Trecho de Livro: Sexo e Desorganização, de Jamieson Webster — Gama Revista

Trecho de livro

Sexo e Desorganização

A psicanalista Jamieson Webster se aprofunda ao longo de 18 ensaios na natureza anárquica do desejo e da sexualidade humana

Leonardo Neiva 14 de Fevereiro de 2025

Existe sexo organizado? A julgar pelos 18 ensaios que compõem o livro “Sexo e Desorganização” (Ubu, 2025), os dois conceitos são praticamente coisas opostas. Na obra, a psicanalista estadunidense Jamieson Webster reflete sobre as infinitudes do desejo, um campo ao mesmo tempo anárquico e contrário a qualquer tentativa de simplificação ou constrangimento. Além de tecer uma reflexão sobre o sexo a partir da psicanálise, a autora também propõe o caminho contrário: pensar a psicanálise usando como lupa a complexidade das nossas relações sexuais com os outros e conosco.

Com base no pensamento de figuras influentes como Lacan, Adorno, o filósofo Paul B. Preciado e, é claro, o incontornável Freud, o livro também aborda casos célebres e outros da própria clínica de Webster como forma de analisar a fluidez do sexo e a desorganização do nosso inconsciente.

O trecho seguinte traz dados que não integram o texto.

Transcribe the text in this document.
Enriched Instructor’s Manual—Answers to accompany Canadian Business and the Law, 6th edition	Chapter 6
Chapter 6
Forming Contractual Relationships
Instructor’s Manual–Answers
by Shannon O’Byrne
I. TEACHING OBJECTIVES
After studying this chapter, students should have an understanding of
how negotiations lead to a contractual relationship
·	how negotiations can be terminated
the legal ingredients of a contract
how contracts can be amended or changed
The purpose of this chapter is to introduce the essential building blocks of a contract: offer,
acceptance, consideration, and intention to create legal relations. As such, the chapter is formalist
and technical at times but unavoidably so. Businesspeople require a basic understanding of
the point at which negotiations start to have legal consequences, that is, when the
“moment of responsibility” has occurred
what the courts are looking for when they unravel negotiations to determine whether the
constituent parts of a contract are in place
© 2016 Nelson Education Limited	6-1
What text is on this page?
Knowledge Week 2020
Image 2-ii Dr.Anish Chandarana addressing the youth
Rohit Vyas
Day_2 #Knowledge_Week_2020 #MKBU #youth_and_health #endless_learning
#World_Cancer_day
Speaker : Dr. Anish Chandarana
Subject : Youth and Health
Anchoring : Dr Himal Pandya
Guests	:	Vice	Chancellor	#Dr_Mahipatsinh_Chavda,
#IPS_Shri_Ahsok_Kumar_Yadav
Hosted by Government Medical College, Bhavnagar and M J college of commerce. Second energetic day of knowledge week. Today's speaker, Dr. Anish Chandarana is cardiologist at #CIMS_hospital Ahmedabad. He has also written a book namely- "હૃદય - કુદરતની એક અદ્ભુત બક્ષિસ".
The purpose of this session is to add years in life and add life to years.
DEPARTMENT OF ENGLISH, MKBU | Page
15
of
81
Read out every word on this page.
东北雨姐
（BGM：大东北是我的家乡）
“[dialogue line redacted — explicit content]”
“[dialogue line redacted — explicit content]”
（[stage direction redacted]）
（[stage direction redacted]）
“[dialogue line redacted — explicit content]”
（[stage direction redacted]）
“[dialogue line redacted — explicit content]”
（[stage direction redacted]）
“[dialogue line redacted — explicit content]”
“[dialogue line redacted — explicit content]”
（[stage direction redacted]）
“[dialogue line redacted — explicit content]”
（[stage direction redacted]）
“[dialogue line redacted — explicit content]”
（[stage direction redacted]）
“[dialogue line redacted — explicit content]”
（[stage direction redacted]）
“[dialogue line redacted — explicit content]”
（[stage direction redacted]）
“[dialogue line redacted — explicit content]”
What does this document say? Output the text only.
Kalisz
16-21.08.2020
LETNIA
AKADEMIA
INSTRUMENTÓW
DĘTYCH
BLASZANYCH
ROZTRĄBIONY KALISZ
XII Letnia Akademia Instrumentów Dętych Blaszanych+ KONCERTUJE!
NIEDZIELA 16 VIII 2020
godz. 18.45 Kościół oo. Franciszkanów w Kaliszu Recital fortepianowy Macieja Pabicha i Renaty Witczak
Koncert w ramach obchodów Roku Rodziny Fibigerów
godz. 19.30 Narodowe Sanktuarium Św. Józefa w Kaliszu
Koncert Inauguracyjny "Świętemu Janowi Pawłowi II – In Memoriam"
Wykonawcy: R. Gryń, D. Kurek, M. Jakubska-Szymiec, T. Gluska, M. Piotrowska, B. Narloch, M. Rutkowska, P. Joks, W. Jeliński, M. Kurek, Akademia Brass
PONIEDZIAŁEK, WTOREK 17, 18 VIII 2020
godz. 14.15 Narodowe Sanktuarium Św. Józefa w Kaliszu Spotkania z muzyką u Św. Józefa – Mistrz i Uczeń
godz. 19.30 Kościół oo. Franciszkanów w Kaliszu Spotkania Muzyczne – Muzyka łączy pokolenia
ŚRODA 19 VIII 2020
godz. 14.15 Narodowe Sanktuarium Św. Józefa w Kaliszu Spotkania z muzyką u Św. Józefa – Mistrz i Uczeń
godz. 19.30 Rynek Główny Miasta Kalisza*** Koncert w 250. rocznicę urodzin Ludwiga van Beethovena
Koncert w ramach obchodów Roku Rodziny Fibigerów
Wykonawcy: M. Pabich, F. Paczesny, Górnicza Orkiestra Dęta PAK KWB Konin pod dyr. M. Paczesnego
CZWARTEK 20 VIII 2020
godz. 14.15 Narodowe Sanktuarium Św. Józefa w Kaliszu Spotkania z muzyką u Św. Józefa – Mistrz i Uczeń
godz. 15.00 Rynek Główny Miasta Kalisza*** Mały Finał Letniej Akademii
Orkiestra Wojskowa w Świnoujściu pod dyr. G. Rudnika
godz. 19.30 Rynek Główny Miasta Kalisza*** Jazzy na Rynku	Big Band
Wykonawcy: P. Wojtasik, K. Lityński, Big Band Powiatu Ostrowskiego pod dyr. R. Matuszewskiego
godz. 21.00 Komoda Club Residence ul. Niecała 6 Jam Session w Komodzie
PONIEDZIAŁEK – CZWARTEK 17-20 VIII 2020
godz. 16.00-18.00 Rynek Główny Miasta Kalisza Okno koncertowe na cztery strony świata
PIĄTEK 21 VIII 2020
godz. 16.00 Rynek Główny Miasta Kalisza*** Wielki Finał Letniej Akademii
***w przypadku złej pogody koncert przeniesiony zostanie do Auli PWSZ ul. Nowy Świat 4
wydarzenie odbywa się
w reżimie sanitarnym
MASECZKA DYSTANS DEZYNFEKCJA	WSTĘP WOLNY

Sem deixar de lado nem a teoria nem a prática, percorre temas como sonhos e o mundo onírico, a solidão, as fantasias masturbatórias, as relações materna e paterna, as sexualidades feminina e masculina, entre muitos outros.

Como resume a autora logo no prefácio, “psicanalista é quem assume o fardo da desorganização e tenta, a todo custo, não se livrar dela”. “Sexo e Desorganização” trata a sexualidade como uma pulsão que pode ser tanto de vida quanto de morte, mas que, de uma forma ou de outra, move o ser humano e a própria sociedade. Até por isso, Webster também demonstra uma preocupação com o que chama de “deserto sexual” que se encontra lá fora, com o sexo sendo visto frequentemente tanto como uma maldição quanto uma cura e, em ambos os casos, sendo cada vez mais desidratado. “O sexo resiste a qualquer tentativa de organizar seu excesso. O sexo desorganiza”, escreve.


Fantasias de masturbação

Há um mito psicanalítico segundo o qual até você ter desenterrado, desconstruído e analisado a fantasia de masturbação de um paciente, o tratamento dele está incompleto. Na verdade, a ideia é de que essa fantasia é tão profunda que estrutura toda a vida deles — os parceiros e empregos que escolhem, como fracassam ou têm sucesso no amor e no trabalho, e, com toda a certeza, o que lhes dá prazer ou lhes tira o tesão. É quase como se essa cena masturbatória fosse um filme passando em silêncio no pano de fundo da vida, determinando o “manual” dela, enxertando-se no futuro, condensando toda uma história sexual e familiar num roteiro de trinta segundos, três linhas. O que mais explicaria a ubiquidade e especificidade da pornografia? Como, senão assim, entender as tendências à fixação e à repetição em nossas vidas românticas?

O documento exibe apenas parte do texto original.